LockBit ransomware gang hacked

In a strange reversal, the LockBit ransomware gang has suffered a data breach after its dark web affiliate panels were defaced last week. The defacement message matches the one used in a recent breach of Everest ransomware’s dark web site, suggesting a possible link.

First spotted on the 7th of May 2025, the defacement was then reported on by BleepingComputer. Based on their analysis, the affiliate panels had been replaced with a message linking to a MySQL database dump. The data dump contains twenty tables, including bitcoin addresses, malware builds, and negotiation chats with previous victims.

This isn’t the first time that LockBit has run into issues recently. In 2024, a law enforcement operation called Operation Cronos took down LockBit’s infrastructure, including 34 servers hosting the data leak website and its mirrors, data stolen from the victims, cryptocurrency addresses, 1,000 decryption keys, and the affiliate panel.

While the ransomware gang claims no private keys were stolen or lost and that they remain in business, this latest breach layered on top of the damage caused during Operation Cronos may prove fatal to their reputation at least in the short term.

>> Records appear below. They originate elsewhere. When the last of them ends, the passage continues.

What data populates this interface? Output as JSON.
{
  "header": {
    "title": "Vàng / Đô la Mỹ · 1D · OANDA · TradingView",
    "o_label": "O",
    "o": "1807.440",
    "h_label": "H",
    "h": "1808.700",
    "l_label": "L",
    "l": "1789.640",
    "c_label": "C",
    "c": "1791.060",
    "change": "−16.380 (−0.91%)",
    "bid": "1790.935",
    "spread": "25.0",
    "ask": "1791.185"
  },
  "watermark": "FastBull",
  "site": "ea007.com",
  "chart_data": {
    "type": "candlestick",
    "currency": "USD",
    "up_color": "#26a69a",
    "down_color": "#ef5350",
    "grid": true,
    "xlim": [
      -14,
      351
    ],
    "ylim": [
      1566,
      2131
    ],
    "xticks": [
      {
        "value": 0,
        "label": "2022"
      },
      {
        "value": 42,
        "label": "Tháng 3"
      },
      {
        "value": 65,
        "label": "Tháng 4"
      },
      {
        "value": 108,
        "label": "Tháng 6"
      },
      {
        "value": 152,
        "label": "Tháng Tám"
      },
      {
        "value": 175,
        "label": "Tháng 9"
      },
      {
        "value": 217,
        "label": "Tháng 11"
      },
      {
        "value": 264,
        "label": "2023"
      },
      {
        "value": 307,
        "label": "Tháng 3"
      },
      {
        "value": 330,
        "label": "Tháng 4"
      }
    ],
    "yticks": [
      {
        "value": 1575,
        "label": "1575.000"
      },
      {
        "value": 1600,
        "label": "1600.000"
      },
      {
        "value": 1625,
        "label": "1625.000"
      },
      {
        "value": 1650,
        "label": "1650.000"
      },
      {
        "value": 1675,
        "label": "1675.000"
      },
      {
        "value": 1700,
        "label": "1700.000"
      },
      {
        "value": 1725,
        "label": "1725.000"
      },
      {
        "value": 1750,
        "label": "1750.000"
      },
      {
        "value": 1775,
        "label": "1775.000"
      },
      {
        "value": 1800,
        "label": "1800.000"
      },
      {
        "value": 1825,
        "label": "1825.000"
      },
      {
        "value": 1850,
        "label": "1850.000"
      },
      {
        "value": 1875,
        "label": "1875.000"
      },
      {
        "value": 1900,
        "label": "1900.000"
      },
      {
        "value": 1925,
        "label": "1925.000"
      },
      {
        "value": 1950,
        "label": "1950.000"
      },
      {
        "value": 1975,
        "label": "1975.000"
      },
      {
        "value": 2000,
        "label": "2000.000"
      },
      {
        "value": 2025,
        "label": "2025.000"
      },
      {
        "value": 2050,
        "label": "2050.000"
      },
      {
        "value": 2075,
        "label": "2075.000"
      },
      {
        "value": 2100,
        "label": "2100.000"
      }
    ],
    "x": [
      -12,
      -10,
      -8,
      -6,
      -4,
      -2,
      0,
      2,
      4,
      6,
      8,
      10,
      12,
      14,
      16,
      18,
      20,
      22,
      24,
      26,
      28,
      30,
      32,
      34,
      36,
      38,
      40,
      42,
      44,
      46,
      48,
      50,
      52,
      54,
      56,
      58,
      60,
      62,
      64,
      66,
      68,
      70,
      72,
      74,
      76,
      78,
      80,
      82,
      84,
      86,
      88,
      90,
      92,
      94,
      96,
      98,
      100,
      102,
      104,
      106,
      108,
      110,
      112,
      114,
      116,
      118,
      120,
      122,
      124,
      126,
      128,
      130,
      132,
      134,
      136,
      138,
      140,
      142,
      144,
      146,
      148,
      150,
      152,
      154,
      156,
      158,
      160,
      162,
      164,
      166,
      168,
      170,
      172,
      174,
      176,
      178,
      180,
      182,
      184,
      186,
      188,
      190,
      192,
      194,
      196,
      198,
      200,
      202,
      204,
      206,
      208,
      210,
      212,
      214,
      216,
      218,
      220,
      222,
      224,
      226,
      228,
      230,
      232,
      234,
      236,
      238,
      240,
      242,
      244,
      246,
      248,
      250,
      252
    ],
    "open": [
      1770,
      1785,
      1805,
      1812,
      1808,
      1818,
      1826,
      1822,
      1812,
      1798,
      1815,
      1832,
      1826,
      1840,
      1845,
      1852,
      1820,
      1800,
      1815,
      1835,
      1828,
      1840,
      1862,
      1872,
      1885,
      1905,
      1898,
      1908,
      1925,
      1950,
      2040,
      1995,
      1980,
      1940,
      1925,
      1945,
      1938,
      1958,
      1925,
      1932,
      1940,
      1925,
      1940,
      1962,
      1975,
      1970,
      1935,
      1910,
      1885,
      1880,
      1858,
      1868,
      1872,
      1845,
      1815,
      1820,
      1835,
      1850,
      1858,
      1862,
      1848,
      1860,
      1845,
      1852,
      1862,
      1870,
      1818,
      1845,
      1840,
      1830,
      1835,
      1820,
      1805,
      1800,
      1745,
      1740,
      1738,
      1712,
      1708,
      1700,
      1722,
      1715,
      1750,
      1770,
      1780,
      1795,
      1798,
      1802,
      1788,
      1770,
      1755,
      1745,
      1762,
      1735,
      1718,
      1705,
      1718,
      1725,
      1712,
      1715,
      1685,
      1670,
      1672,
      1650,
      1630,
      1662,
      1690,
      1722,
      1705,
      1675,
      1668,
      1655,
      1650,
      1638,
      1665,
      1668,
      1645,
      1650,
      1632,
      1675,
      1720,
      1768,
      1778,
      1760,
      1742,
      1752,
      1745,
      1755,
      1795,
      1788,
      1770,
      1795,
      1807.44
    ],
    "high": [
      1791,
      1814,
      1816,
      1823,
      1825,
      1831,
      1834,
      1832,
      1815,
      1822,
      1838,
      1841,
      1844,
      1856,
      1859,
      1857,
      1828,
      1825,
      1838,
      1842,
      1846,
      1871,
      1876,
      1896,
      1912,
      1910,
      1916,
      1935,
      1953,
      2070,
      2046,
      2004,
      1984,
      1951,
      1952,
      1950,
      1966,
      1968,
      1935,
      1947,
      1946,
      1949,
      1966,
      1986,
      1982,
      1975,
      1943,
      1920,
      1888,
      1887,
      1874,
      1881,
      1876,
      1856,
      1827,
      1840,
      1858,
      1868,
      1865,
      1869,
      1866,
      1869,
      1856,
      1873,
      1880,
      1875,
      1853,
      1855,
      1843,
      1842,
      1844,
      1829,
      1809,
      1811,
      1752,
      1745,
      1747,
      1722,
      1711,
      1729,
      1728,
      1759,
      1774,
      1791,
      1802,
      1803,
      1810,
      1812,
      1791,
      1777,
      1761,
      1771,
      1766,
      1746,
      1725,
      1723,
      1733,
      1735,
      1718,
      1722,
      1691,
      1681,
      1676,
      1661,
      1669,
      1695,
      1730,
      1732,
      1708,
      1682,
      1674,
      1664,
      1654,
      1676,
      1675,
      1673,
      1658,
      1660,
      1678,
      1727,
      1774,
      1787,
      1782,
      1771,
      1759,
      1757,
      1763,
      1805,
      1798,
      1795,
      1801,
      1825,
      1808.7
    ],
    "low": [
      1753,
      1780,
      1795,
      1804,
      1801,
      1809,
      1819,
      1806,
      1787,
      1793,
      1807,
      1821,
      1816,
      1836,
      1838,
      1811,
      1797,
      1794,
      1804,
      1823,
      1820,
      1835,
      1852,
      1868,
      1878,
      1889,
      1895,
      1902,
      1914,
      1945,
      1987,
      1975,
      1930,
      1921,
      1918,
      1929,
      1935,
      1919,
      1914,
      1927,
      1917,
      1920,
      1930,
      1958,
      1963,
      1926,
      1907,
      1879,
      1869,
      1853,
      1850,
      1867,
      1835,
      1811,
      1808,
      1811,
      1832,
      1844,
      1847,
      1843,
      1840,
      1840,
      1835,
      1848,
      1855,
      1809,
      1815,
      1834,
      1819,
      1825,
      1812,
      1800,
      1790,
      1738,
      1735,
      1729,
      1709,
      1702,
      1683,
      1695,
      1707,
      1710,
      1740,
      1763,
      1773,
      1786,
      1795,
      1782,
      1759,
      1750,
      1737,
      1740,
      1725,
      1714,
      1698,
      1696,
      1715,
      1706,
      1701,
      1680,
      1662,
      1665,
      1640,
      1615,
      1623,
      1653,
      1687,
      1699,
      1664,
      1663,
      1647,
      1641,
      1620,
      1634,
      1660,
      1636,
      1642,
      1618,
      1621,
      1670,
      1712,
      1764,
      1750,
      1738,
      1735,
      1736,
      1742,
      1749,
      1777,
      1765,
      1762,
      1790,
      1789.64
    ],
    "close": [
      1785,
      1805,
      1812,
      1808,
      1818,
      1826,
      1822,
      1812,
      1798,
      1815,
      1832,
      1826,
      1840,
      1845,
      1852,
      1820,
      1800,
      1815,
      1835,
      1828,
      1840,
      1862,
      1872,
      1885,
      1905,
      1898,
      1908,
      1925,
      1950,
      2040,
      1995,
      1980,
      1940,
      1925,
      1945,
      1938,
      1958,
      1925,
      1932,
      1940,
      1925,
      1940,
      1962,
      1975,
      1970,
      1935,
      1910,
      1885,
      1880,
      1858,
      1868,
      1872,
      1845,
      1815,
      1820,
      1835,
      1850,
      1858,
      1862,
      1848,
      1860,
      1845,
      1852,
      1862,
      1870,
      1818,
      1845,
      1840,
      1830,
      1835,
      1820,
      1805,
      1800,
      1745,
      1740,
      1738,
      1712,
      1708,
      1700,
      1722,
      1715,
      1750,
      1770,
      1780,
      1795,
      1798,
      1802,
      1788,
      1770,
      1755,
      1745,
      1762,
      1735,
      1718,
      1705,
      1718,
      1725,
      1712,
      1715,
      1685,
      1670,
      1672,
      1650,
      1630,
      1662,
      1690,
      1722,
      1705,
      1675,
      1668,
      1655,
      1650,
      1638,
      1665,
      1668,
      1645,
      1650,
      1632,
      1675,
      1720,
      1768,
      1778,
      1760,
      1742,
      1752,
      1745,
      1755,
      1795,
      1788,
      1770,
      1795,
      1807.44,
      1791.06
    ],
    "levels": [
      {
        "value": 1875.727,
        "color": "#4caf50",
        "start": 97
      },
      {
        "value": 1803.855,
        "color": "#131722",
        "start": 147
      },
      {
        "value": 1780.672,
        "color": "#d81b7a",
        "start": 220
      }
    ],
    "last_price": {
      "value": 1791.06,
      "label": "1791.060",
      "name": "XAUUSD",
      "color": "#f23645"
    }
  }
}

Ransomware continues to be a threat

Despite the hopeful news stemming from LockBit’s current embarrassment, cyberattacks and online threats remain. Other actors will inevitably muscle in on LockBit’s former slice of the market even if the gang finally goes under.

Ransomware-as-a-service has enabled a more flexible criminal enterprise, allowing developers to concentrate on creating and improving ransomware and its components while other individuals or gangs acting as access brokers and affiliates to focus on payload deployment and extortion.

In addition to this there is a constantly increasing trend towards malicious use of LLMs. These are primarily being used in social engineering tactics, conducting reconnaissance, defense evasion, and crafting customized phishing lures. This allows criminal enterprises to scale up in unprecedented ways, with LLMs likely contributing to the overall % increase in phishing attacks reported in early 2024.

These factors contribute to a greater success rate in attacks purely through scale, with Illinois-based Andy Frain serving as the newest reminder that online threats continue to be preset and organizations need to adapt quickly or risk the consequences.